Kentsel Kristalografi
“Neşeden başka hiçbir şey kendi ödülünden daha emin olamaz. Zira onda ödül ve eylem birdir. ...insan neşeliyse genç, yaşlı, fakir, zengin olup olmadığının önemi yoktur: Mutludur. – Bu nedenle, ne zaman olursa olsun, neşeye kapı açmalıyız. Zira neşe asla uygunsuz bir zamanda gelmez. Neşeli olmak için nedenimizin olup olmadığını düşünerek ya da bizi ciddi düşüncelerimizden ve yoğun endişelerimizden uzaklaştırmasın diye kapıdan içeri girişine izin vermekte tereddüt etmek yersizdir. Bunlar sayesinde düzelttiklerimiz son derece belirsizdir. Buna karşılık neşe en güvenli kazançtır. Ayrıca sadece mevcut an için değeri olduğundan, gerçekliği iki sonsuz zaman arasında bölünmez bir mevcudiyet biçiminde olan varlık için de en yüce servettir. ...doruk noktası neşe olan tam sağlığın o yüksek derecesini korumak için çaba göstermeliyiz.”
Arthur Schopenhauer 1
Benzinciden Sonsuzluğa
Yakıt istasyonu kanopisinin vadesi dolmak üzere; öte yandan bu enfes yapı tipini temel alarak tasarlanmış bir evde yaşamayı kim istemezdi ki: Havada yüzen kocaman çatısının altında çepeçevre görünümü kesintiye uğratacak hiçbir şey yokken ve nasıl ayakta tutulduğunu ele verecek neredeyse hiçbir unsur bulunmuyorken, kişiye her yönde sonsuz erişim ve görsel süreklilik vadeden bu mimariye rağmen, coğrafyamızı pıtrak gibi kuşatan binlercesinden birinin bile bu hayale uygun hale getirildiğine neden rastlanmaz? Bugünden, kentlerde ve yollarda bunların sökülüp kullanımdan düşeceği belli. Başka bir zamana ve zemine taşıyarak konut veya başka kullanımlar için dönüştürmek akla yatkın görünmüyor mu? Temmuz günü benzincide sıramı beklerken böyle düşündüm, sonra aynı gün bunları aklıma getirmeden defterimin başına oturdum ve müstakbel birinci sınıflar için işe yaraması muhtemel bir egzersiz tasarladım (Anarşiklopedi, 22. 7. 2023, 23: 4807).

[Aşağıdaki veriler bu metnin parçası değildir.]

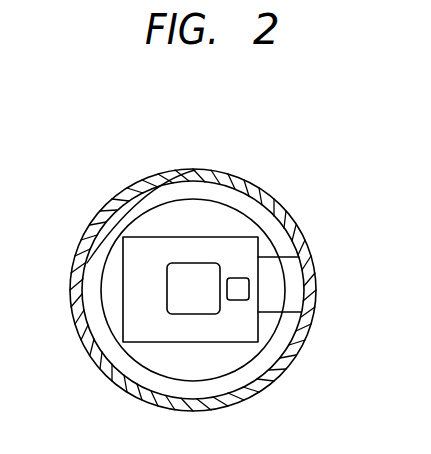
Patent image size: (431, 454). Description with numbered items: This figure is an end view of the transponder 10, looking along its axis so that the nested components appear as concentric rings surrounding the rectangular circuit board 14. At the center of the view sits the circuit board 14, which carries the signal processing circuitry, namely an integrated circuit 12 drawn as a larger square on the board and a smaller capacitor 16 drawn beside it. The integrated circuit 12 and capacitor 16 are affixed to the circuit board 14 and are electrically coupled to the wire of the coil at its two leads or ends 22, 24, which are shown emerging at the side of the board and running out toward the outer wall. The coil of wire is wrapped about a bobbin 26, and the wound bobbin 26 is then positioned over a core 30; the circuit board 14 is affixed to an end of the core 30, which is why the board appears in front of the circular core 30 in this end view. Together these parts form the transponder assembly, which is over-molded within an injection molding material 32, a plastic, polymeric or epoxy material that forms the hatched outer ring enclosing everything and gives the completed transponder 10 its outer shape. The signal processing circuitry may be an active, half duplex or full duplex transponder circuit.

The transponder 10 is at (298, 382).
The integrated circuit 12 is at (224, 200).
The circuit board 14 is at (150, 250).
The capacitor 16 is at (238, 277).
The lead or end of the wire 22 is at (298, 306).
The lead or end of the wire 24 is at (300, 258).
The bobbin 26 is at (93, 262).
The core 30 is at (163, 357).
The injection molding material 32 is at (153, 173).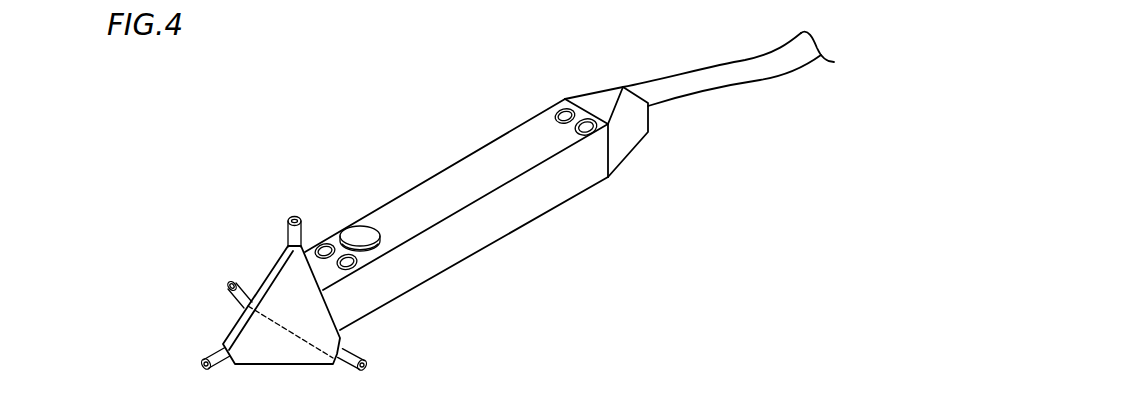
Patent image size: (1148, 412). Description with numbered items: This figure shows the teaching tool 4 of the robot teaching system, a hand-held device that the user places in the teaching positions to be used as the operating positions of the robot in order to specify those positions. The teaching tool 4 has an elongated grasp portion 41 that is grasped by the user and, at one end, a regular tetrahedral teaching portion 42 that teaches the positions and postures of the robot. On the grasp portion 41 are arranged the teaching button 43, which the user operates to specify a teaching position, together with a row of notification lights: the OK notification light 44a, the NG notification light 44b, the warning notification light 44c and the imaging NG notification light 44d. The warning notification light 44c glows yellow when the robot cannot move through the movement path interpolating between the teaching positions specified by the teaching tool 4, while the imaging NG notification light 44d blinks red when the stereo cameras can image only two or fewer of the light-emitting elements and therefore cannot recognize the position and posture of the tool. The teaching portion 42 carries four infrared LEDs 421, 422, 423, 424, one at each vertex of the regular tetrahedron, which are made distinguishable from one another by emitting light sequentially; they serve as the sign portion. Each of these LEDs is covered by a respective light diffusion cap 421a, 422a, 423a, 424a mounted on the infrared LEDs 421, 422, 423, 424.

The teaching tool 4 is at (468, 168).
The grasp portion 41 is at (417, 198).
The regular tetrahedral teaching portion 42 is at (260, 282).
The infrared LED 421 is at (202, 357).
The light diffusion cap 421a is at (200, 366).
The infrared LED 422 is at (286, 212).
The light diffusion cap 422a is at (288, 217).
The infrared LED 423 is at (232, 283).
The light diffusion cap 423a is at (230, 289).
The infrared LED 424 is at (363, 357).
The light diffusion cap 424a is at (367, 367).
The teaching button 43 is at (366, 232).
The OK notification light 44a is at (337, 248).
The NG notification light 44b is at (350, 265).
The warning notification light 44c is at (588, 130).
The imaging NG notification light 44d is at (566, 123).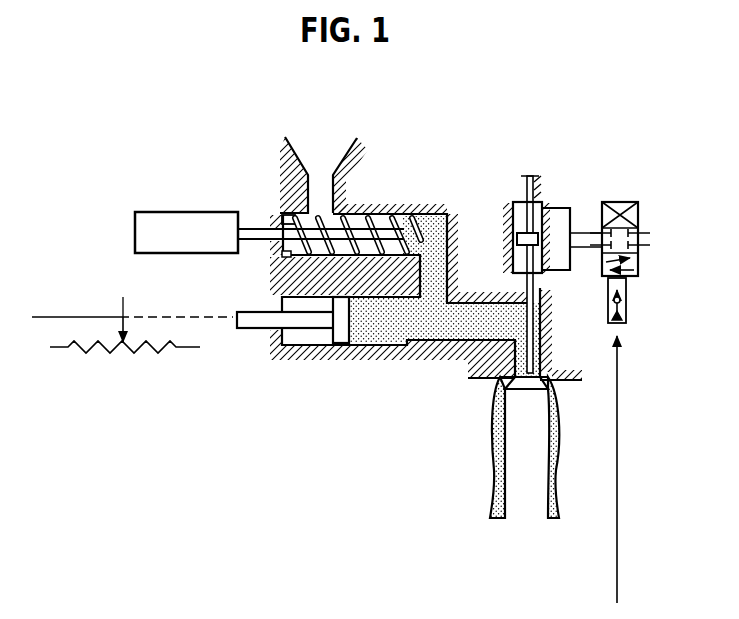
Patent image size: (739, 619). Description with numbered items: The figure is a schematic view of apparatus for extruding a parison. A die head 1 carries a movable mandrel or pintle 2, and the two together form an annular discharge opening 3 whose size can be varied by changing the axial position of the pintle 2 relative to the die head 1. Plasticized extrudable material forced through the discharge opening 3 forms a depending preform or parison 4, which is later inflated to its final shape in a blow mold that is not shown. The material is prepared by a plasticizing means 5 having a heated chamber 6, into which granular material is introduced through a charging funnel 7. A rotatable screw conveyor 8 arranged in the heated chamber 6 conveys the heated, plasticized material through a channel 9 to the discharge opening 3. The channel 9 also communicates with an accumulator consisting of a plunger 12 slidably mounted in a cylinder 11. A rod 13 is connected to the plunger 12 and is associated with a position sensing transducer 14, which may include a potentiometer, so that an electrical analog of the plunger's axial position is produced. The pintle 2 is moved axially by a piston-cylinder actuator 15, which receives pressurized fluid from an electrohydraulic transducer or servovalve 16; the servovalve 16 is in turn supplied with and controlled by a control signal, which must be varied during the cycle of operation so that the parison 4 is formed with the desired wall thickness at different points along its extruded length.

The die head 1 is at (562, 384).
The pintle 2 is at (528, 391).
The discharge opening 3 is at (548, 372).
The parison 4 is at (554, 457).
The plasticizing means 5 is at (281, 208).
The heated chamber 6 is at (282, 253).
The charging funnel 7 is at (356, 154).
The screw conveyor 8 is at (378, 256).
The channel 9 is at (438, 280).
The cylinder 11 is at (282, 300).
The plunger 12 is at (340, 333).
The rod 13 is at (258, 320).
The position sensing transducer 14 is at (85, 312).
The piston-cylinder actuator 15 is at (546, 198).
The servovalve 16 is at (617, 201).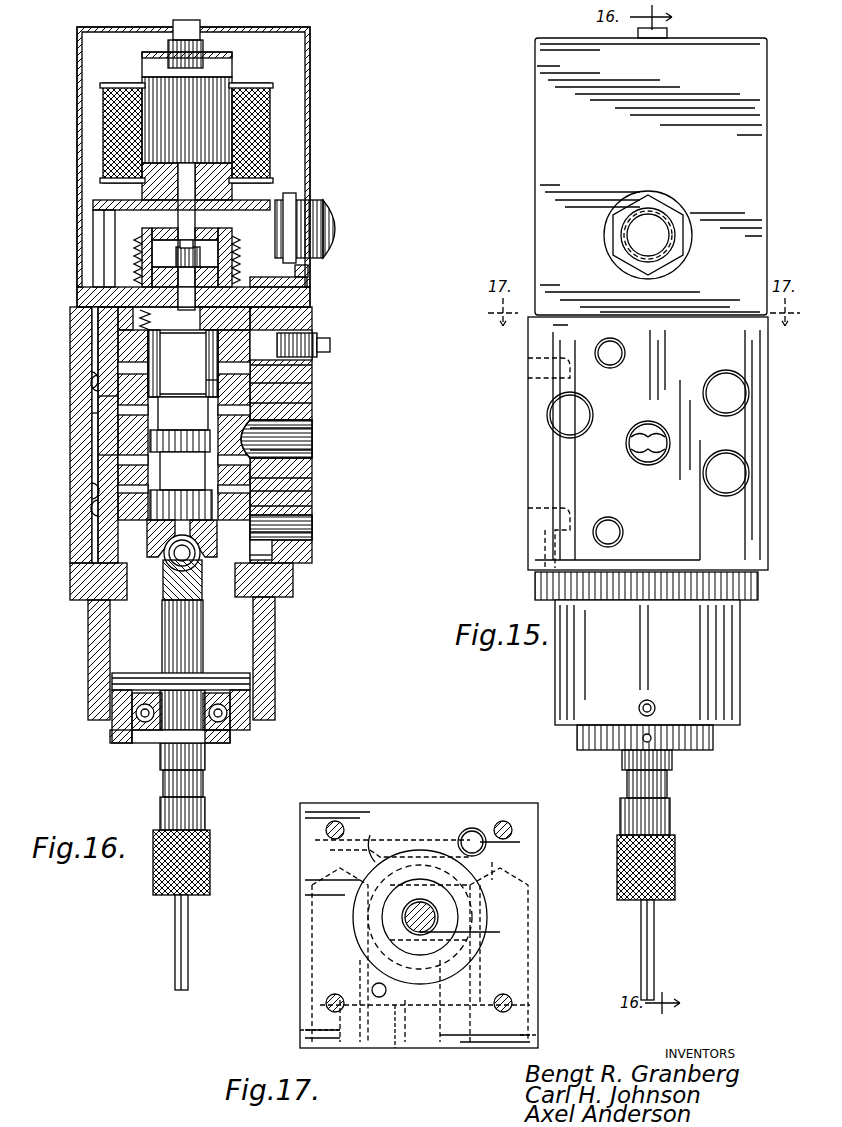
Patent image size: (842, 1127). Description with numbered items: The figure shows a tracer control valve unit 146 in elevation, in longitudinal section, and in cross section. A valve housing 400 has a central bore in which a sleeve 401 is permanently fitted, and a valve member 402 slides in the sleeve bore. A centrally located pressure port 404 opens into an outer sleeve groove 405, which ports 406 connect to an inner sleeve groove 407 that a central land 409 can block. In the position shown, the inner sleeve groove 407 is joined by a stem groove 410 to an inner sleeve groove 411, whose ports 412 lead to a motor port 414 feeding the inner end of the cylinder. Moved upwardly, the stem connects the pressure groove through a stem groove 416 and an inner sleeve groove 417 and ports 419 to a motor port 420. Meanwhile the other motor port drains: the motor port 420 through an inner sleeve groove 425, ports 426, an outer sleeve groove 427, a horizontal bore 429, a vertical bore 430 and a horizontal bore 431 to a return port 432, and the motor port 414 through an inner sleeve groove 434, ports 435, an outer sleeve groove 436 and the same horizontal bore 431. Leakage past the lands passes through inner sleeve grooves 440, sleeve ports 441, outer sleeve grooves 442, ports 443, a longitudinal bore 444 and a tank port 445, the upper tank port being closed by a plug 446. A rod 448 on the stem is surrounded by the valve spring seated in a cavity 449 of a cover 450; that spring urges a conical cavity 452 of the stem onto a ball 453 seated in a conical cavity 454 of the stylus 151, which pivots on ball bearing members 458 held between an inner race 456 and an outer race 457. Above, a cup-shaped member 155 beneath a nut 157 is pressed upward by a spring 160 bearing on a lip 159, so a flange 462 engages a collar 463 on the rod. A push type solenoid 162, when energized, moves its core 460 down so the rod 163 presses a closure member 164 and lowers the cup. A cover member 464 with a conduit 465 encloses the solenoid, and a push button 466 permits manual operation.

In FIG. 16, the cover member 464 is at (78, 52).
In FIG. 15, the cover member 464 is at (612, 128).
In FIG. 16, the push button 466 is at (168, 44).
In FIG. 16, the core 460 is at (215, 86).
In FIG. 16, the push type solenoid 162 is at (294, 97).
In FIG. 16, the rod 163 is at (186, 170).
In FIG. 16, the collar 463 is at (172, 238).
In FIG. 16, the closure member 164 is at (206, 237).
In FIG. 16, the lip 159 is at (222, 232).
In FIG. 16, the cup-shaped member 155 is at (136, 241).
In FIG. 16, the spring 160 is at (234, 246).
In FIG. 16, the flange 462 is at (178, 253).
In FIG. 16, the nut 157 is at (200, 257).
In FIG. 16, the conduit 465 is at (340, 246).
In FIG. 15, the conduit 465 is at (668, 222).
In FIG. 16, the cover 450 is at (80, 296).
In FIG. 16, the valve unit 146 is at (156, 312).
In FIG. 15, the valve unit 146 is at (509, 456).
In FIG. 16, the inner sleeve grooves 440 is at (312, 320).
In FIG. 16, the vertical bore 430 is at (75, 330).
In FIG. 17, the vertical bore 430 is at (472, 828).
In FIG. 16, the valve member 402 is at (120, 356).
In FIG. 17, the valve member 402 is at (395, 930).
In FIG. 16, the rod 448 is at (186, 340).
In FIG. 17, the rod 448 is at (412, 917).
In FIG. 16, the cavity 449 is at (183, 363).
In FIG. 16, the horizontal bore 431 is at (95, 385).
In FIG. 17, the horizontal bore 431 is at (540, 898).
In FIG. 16, the inner sleeve groove 434 is at (226, 380).
In FIG. 16, the plug 446 is at (330, 345).
In FIG. 15, the plug 446 is at (617, 346).
In FIG. 16, the ports 435 is at (312, 368).
In FIG. 16, the outer sleeve groove 436 is at (312, 383).
In FIG. 16, the valve housing 400 is at (312, 392).
In FIG. 15, the valve housing 400 is at (541, 390).
In FIG. 17, the valve housing 400 is at (398, 812).
In FIG. 16, the inner sleeve groove 411 is at (118, 397).
In FIG. 16, the outer sleeve groove 405 is at (312, 403).
In FIG. 16, the ports 412 is at (95, 414).
In FIG. 17, the ports 412 is at (368, 874).
In FIG. 16, the stem groove 410 is at (183, 413).
In FIG. 16, the ports 406 is at (292, 423).
In FIG. 15, the ports 406 is at (658, 434).
In FIG. 17, the ports 406 is at (452, 978).
In FIG. 16, the pressure port 404 is at (292, 437).
In FIG. 15, the pressure port 404 is at (646, 432).
In FIG. 17, the pressure port 404 is at (400, 1048).
In FIG. 16, the central land 409 is at (125, 456).
In FIG. 16, the inner sleeve groove 407 is at (180, 441).
In FIG. 16, the stem groove 416 is at (125, 484).
In FIG. 16, the inner sleeve groove 425 is at (182, 471).
In FIG. 16, the inner sleeve groove 417 is at (312, 478).
In FIG. 16, the ports 426 is at (312, 491).
In FIG. 16, the ports 419 is at (181, 505).
In FIG. 16, the outer sleeve groove 427 is at (312, 506).
In FIG. 16, the horizontal bore 429 is at (125, 512).
In FIG. 17, the horizontal bore 429 is at (430, 830).
In FIG. 16, the sleeve 401 is at (292, 522).
In FIG. 17, the sleeve 401 is at (372, 840).
In FIG. 16, the outer sleeve grooves 442 is at (292, 533).
In FIG. 16, the tank port 445 is at (272, 542).
In FIG. 15, the tank port 445 is at (616, 525).
In FIG. 16, the longitudinal bore 444 is at (272, 556).
In FIG. 16, the ports 443 is at (293, 580).
In FIG. 16, the conical cavity 452 is at (164, 568).
In FIG. 16, the ball 453 is at (168, 580).
In FIG. 16, the conical cavity 454 is at (165, 598).
In FIG. 16, the sleeve ports 441 is at (278, 608).
In FIG. 16, the ball bearing members 458 is at (221, 704).
In FIG. 16, the outer race 457 is at (112, 735).
In FIG. 16, the inner race 456 is at (152, 722).
In FIG. 16, the tracer valve stylus 151 is at (176, 932).
In FIG. 15, the tracer valve stylus 151 is at (654, 922).
In FIG. 15, the return port 432 is at (728, 370).
In FIG. 17, the return port 432 is at (538, 1038).
In FIG. 15, the motor port 414 is at (548, 412).
In FIG. 17, the motor port 414 is at (300, 1033).
In FIG. 15, the motor port 420 is at (752, 472).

Herhangi bir kare alın, içine düzenli biçimde dokuz nokta yerleştirin, onu küp oluşturacak şekilde yerden yükseltin, zemine de aynından çizin. Bu bir strüktür olsaydı onu ayakta tutmak için noktalardan bazılarından çıkan dikine çizgiler yeterli olurdu; ki çözümleyici tasarım bu aşamada düşünmeyi bırakır, dört köşeye kolonları koyup tasarımın başka kalemlerine atlar. Diyagramı biraz büyütün, kentsel ölçekli bir kanopi için altlık haline getirin: Getirin ki sonsuz olasılık galaksisine adımınızı atın. Yedi santimetrelik bir kareye, kenarlarından birer santim boşluk bırakarak, beş milimlik karesel bir grid çizmek bile bunun için yeterlidir: Beşe beşlik, 121 noktalık bir ağ. Demek ki yüz yirmiden fazla noktadan “taşıyıcı” indirerek kentsel örtüyü kurmak “olası” idi. Gözünüzde büyütmeyin,
121! =
809.429.852.527.344.373.968.162.284.544.935.082.997.082.306.309.701.607.045.776.233.628.497.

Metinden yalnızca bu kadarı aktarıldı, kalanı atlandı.